A professora Melina Fachin, diretora do Setor de Ciências Jurídicas da Universidade Federal do Paraná (UFPR) e filha do ministro do Supremo Tribunal Federal (STF) Edson Fachin, sofreu ataques de um homem não identificado ao deixar a universidade na última sexta-feira, dia 12.

Ela foi chamada de “lixo comunista” e atingida por uma cusparada. Nas redes sociais, o marido dela, o advogado Marcos Gonçalves, classificou a situação como uma “agressão covarde”. Segundo ele, o agressor era um homem branco, sem dar outros detalhes. Melina não comentou publicamente o ocorrido.

O Estadão entrou em contato com o Supremo Tribunal Federal para comentário sobre o episódio, mas ainda não houve retorno.

“Esta violência é fruto da irresponsabilidade e da vilania de todos aqueles que se alinharam com o discurso de ódio propalado desde o esgoto do radicalismo de extrema direita, que pretende eliminar tudo que lhe é distinto”, afirmou Marcos Gonçalves na publicação.
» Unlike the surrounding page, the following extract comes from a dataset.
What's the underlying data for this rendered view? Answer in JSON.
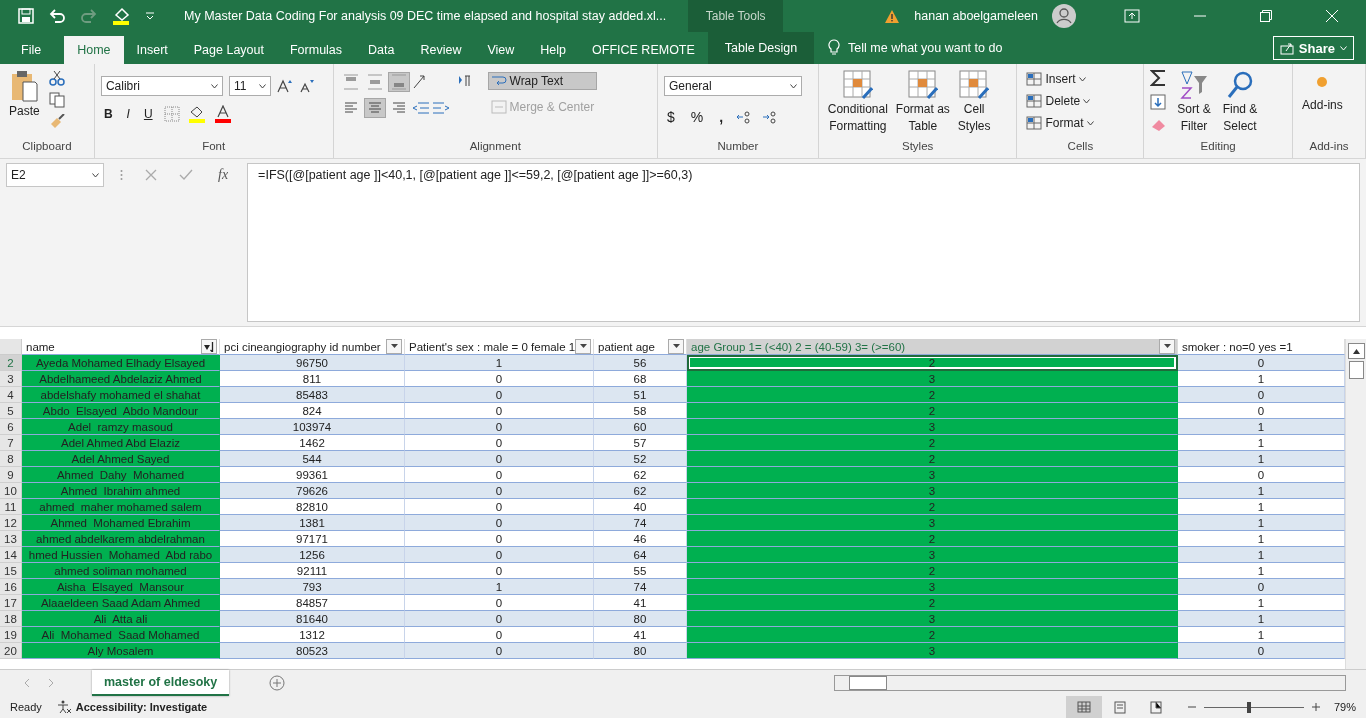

Ele relaciona o episódio a um embate ocorrido no dia 9, mesma data em que o STF iniciou o julgamento da ação penal contra o ex-presidente Jair Bolsonaro (PL). Um evento intitulado “Como o STF tem alterado a interpretação constitucional?” foi organizado por apoiadores de Bolsonaro, mas cancelado pela universidade.
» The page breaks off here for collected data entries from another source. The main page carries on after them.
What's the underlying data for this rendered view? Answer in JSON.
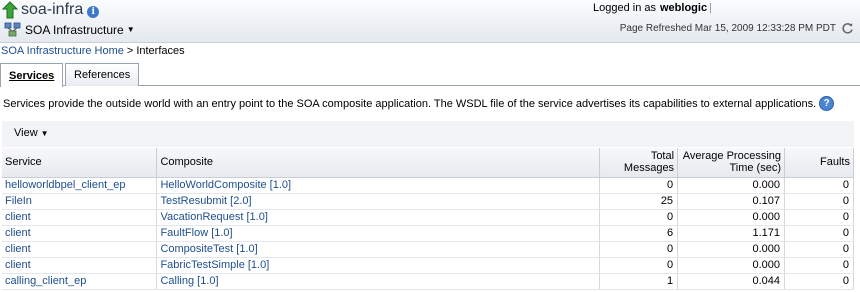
{
  "header": {
    "title": "soa-infra",
    "target_menu": "SOA Infrastructure",
    "login_prefix": "Logged in as",
    "user": "weblogic",
    "refresh_text": "Page Refreshed Mar 15, 2009 12:33:28 PM PDT"
  },
  "breadcrumb": {
    "home": "SOA Infrastructure Home",
    "separator": ">",
    "current": "Interfaces"
  },
  "tabs": [
    {
      "label": "Services",
      "active": true
    },
    {
      "label": "References",
      "active": false
    }
  ],
  "description": "Services provide the outside world with an entry point to the SOA composite application. The WSDL file of the service advertises its capabilities to external applications.",
  "toolbar": {
    "view_label": "View"
  },
  "table": {
    "headers": {
      "service": "Service",
      "composite": "Composite",
      "total_line1": "Total",
      "total_line2": "Messages",
      "avg_line1": "Average Processing",
      "avg_line2": "Time (sec)",
      "faults": "Faults"
    },
    "rows": [
      {
        "service": "helloworldbpel_client_ep",
        "composite": "HelloWorldComposite [1.0]",
        "total": "0",
        "avg": "0.000",
        "faults": "0"
      },
      {
        "service": "FileIn",
        "composite": "TestResubmit [2.0]",
        "total": "25",
        "avg": "0.107",
        "faults": "0"
      },
      {
        "service": "client",
        "composite": "VacationRequest [1.0]",
        "total": "0",
        "avg": "0.000",
        "faults": "0"
      },
      {
        "service": "client",
        "composite": "FaultFlow [1.0]",
        "total": "6",
        "avg": "1.171",
        "faults": "0"
      },
      {
        "service": "client",
        "composite": "CompositeTest [1.0]",
        "total": "0",
        "avg": "0.000",
        "faults": "0"
      },
      {
        "service": "client",
        "composite": "FabricTestSimple [1.0]",
        "total": "0",
        "avg": "0.000",
        "faults": "0"
      },
      {
        "service": "calling_client_ep",
        "composite": "Calling [1.0]",
        "total": "1",
        "avg": "0.044",
        "faults": "0"
      }
    ]
  },
  "colors": {
    "link": "#1e4f8f",
    "title": "#2b3a4e",
    "info_blue": "#3d78c9",
    "header_bg": "#e4e9ef"
  },
  "icons": {
    "up": "green-up-arrow-icon",
    "info": "info-icon",
    "target": "soa-infrastructure-icon",
    "refresh": "refresh-icon",
    "help": "help-icon"
  }
}
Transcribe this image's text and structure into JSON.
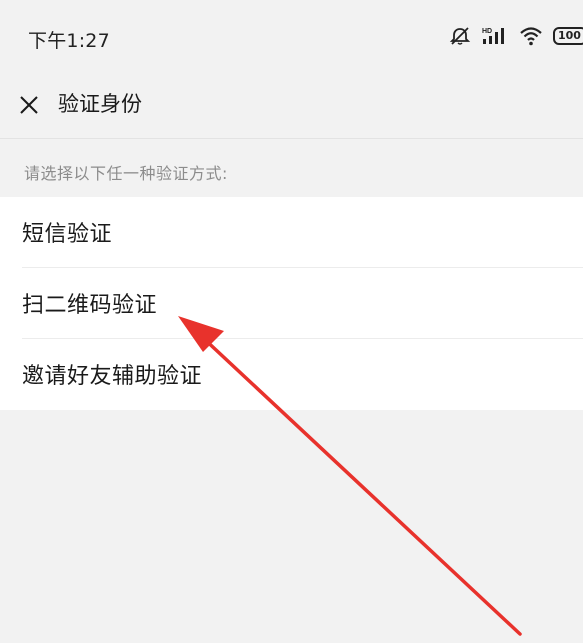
{
  "status_bar": {
    "time": "下午1:27",
    "icons": [
      "alarm-off-icon",
      "hd-signal-icon",
      "wifi-icon",
      "battery-icon"
    ],
    "battery_text": "100"
  },
  "nav": {
    "close_icon": "close-icon",
    "title": "验证身份"
  },
  "hint": "请选择以下任一种验证方式:",
  "options": [
    {
      "label": "短信验证"
    },
    {
      "label": "扫二维码验证"
    },
    {
      "label": "邀请好友辅助验证"
    }
  ],
  "colors": {
    "background": "#f2f2f2",
    "card": "#ffffff",
    "annotation_arrow": "#e8322c"
  }
}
Estudantes tentaram impedir a entrada dos palestrantes, entre eles o vereador de Curitiba Guilherme Kilter (Novo) e o advogado Jeffrey Chiquini, e houve provocações e ataques verbais entre as partes. De acordo com a UFPR, a Polícia Militar entrou no câmpus “sem ter sido acionada institucionalmente” e “atuou de forma desproporcional”.
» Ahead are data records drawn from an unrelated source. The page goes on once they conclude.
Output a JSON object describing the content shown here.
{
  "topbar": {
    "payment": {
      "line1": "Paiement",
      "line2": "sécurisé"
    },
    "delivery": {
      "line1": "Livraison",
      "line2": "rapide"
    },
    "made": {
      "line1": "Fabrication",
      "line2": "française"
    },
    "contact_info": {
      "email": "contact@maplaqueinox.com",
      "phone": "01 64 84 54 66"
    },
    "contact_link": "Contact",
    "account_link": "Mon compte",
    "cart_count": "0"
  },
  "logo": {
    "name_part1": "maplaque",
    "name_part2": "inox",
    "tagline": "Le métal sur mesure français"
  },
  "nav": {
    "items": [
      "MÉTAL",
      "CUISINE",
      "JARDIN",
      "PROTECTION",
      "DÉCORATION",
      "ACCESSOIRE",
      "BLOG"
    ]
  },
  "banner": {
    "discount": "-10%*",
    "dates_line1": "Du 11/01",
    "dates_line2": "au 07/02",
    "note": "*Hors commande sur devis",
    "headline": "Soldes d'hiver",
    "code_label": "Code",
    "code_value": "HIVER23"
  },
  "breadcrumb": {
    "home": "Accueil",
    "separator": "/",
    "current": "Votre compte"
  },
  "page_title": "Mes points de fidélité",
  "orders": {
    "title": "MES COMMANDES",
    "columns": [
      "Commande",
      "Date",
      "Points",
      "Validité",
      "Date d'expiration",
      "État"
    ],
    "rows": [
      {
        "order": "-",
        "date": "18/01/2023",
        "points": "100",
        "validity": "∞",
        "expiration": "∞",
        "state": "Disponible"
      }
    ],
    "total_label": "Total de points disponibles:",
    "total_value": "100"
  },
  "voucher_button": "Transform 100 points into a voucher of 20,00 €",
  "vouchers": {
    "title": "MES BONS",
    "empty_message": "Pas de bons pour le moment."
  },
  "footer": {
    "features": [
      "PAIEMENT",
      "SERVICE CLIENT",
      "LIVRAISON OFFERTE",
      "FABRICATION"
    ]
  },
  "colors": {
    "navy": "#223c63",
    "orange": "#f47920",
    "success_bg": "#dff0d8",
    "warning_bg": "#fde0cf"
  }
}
Segundo Gonçalves, o ataque a Melina Fachin “carrega as assinaturas de todos aqueles que protagonizaram mais um episódio de provocação, tumulto e desrespeito às instituições”.

Solidariedade

A professora recebeu manifestações de solidariedade da comunidade acadêmica. O Centro de Estudos da Constituição da UFPR repudiou o ataque em nota pública, afirmando que Melina foi vítima de “violência física e verbal em uma clara tentativa de intimidação, por ato covarde que atinge os valores de liberdade e democracia que sustentam a universidade pública e o espaço coletivo”.

O comunicado ressaltou que o caso não deve ser tratado como isolado: “É um sintoma grave da intolerância e do autoritarismo que ameaçam transformar o espaço universitário e democrático em palco de violência e silenciamento”.

Outros grupos também se manifestaram, como a Comissão de Estudos de Violência de Gênero da OAB Paraná, grupos de estudo, coletivos e uma ONG, que destacaram a trajetória de Melina Fachin na defesa de “direitos humanos, igualdade de gênero e promoção da Justiça”.

O ministro Edson Fachin, que assumirá a presidência do STF no fim do mês, não integra a Primeira Turma da Corte Suprema. O colegiado condenou, na última semana, o ex-presidente Bolsonaro a 27 anos e três meses de prisão por golpe de Estado e outros quatro crimes.